The legal framework governing the arms trade prohibits deals where there is a clear risk that weapons might be used to commit war crimes or human rights abuses. Human rights groups have accused the Saudi-led coalition of potential war crimes, pointing to a pattern of airstrikes in civilian areas that included no obvious military targets.

Concerns over the effectiveness and rationale of the coaliton’s strategy extend beyond human rights considerations.

Prior to the start of the campaign, the United States’ main fight in the region was its decade-long counter-terrorism effort against Al Qaeda in the Arabian Peninsula (AQAP). However, many believe the current campaign has not only strengthened AQAP but also provided the catalyst for the emergence of an Islamic State group offshoot in Yemen.

The latter is now openly competing with AQAP by launching its own offensive against Yemen’s Zaidi Shia community, including an attack earlier this month on a Houthi mosque that killed 20 people.

Civilian desperation

“The first bomb wasn’t so bad,” Mohammed, one of the survivors, told MEE. “At first, we didn’t realise it was a suicide bomber, but as we all gathered to rescue the injured I became suspicious of a car parked outside. I screamed for everyone to run but the bomb blew up before most could do so.”

As he spoke, Mohammed picked up a ball-bearing from the ground – a macabre remnant of the suicide-bomber’s vest – holding it in his hand. “This is all Saudi Arabia and America’s doing,” he cried. “They brought this to us. We used to pray in peace and safety. Now we pray knowing we might not return home.”

According to the UN, 80 percent of Yemen’s 25 million inhabitants are today on the brink of famine. In a visit to the Al-Sabeen hospital in Sanaa, we met Randa Ahmed, a young mother holding her two-year-old boy, Hameed.

“They tell me to eat well so I can breastfeed him. But with this crisis, my husband is stuck at home and we just cannot afford food.” That morning, her son desperately needed oxygen but, because of the blockade, the hospital had no basic supplies on its premises. Hameed made it through that day but Randa had to be sent home two days later; the hospital had been forced to close down.
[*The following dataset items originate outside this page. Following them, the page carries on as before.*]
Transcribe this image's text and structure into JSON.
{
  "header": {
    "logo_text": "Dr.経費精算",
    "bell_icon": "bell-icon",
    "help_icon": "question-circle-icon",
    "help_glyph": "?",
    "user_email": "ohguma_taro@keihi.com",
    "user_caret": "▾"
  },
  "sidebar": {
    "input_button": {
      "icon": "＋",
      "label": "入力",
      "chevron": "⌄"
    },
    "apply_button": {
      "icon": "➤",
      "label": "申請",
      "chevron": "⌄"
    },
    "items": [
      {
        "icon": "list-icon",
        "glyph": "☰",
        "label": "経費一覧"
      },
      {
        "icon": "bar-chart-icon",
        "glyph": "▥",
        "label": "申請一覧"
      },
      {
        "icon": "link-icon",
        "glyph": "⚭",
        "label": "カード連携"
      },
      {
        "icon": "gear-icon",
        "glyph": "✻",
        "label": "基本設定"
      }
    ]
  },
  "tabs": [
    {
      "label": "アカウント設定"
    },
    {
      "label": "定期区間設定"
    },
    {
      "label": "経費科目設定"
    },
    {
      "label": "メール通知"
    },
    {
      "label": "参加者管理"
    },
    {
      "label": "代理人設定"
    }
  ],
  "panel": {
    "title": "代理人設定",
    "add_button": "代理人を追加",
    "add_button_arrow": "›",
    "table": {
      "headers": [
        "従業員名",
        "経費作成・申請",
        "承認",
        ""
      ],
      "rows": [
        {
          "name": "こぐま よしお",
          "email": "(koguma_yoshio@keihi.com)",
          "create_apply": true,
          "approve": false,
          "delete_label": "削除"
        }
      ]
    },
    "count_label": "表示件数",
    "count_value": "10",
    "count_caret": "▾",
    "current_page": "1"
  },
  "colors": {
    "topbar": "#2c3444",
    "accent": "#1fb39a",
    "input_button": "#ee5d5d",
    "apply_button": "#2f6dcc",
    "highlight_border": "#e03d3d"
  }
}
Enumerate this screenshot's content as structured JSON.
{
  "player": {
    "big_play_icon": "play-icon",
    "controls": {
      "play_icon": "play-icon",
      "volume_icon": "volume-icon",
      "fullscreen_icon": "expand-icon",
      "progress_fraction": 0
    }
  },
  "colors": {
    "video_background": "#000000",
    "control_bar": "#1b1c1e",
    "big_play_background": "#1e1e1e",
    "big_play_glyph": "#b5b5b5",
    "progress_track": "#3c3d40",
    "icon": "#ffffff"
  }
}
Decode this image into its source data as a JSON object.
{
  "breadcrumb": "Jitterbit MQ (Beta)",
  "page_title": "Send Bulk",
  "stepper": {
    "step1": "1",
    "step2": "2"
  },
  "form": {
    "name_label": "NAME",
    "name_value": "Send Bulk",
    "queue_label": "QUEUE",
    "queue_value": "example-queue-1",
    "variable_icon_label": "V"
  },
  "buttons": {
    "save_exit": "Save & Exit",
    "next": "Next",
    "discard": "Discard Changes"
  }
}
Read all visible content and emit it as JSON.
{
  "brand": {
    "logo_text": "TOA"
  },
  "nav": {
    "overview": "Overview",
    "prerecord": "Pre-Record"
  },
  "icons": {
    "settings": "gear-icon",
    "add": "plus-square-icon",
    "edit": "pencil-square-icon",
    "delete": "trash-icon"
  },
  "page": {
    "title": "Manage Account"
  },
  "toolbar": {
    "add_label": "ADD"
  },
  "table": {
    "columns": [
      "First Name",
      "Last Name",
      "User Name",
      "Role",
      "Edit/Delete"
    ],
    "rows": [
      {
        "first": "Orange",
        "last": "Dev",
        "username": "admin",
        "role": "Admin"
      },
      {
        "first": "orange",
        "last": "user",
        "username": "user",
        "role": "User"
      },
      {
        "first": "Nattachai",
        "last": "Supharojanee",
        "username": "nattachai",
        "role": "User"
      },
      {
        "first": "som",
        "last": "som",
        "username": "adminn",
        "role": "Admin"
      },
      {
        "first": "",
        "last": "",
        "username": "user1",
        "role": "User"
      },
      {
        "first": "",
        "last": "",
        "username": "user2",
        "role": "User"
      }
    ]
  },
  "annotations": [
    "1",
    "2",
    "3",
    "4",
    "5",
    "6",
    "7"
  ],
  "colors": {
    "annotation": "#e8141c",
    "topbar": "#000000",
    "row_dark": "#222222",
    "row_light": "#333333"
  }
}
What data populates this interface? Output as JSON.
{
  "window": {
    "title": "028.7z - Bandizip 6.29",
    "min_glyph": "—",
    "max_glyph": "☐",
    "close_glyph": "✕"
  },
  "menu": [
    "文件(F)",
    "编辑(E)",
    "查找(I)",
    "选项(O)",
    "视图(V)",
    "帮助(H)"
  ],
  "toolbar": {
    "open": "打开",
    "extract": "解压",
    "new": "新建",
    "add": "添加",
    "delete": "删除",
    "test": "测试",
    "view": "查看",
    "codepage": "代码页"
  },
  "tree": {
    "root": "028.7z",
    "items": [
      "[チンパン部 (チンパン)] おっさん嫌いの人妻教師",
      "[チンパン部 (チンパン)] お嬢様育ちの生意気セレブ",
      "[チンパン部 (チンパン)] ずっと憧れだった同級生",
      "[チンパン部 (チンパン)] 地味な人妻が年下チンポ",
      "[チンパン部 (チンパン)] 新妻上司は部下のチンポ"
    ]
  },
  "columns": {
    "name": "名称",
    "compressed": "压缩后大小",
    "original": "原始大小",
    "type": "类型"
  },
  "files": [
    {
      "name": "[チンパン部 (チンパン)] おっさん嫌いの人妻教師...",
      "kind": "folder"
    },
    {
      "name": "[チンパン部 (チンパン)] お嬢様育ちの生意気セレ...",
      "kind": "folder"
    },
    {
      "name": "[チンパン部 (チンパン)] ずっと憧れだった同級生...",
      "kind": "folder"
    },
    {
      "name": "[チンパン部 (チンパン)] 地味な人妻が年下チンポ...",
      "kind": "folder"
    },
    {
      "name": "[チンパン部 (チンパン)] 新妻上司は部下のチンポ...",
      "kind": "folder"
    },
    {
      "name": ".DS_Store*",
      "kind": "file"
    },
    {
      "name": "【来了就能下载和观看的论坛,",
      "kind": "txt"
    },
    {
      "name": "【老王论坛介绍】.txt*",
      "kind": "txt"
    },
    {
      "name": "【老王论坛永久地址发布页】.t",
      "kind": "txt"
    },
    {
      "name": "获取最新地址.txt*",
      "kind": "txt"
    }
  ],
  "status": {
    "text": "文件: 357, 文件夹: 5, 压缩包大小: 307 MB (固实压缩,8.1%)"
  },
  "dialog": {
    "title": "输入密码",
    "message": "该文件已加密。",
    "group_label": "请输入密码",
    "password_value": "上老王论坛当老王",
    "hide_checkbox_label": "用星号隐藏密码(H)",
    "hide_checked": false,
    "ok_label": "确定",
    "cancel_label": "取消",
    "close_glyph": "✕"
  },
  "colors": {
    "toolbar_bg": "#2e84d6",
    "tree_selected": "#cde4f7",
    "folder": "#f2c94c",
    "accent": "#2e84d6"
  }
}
Amidst the mayhem and desperation, there are sadly no indications things will improve anytime soon. The coalition forces and Hadi loyalists are currently conducting military training exercises in Marib, in preparation for a ground offensive on Sanaa. This presages dark days, possibly weeks or months, ahead for a population already facing calamitous food and medicine shortages.

As we prepared to leave her, Khadija Ahmed held her remaining three children tightly towards her and whispered, “I wish an airstrike would just kill us all - all of us - in an instant! As least I wouldn’t have to see them afraid and hungry anymore.”

As she spoke, her son suddenly looked up to the sky, a terrified look spreading across his face: the airplanes overhead had returned.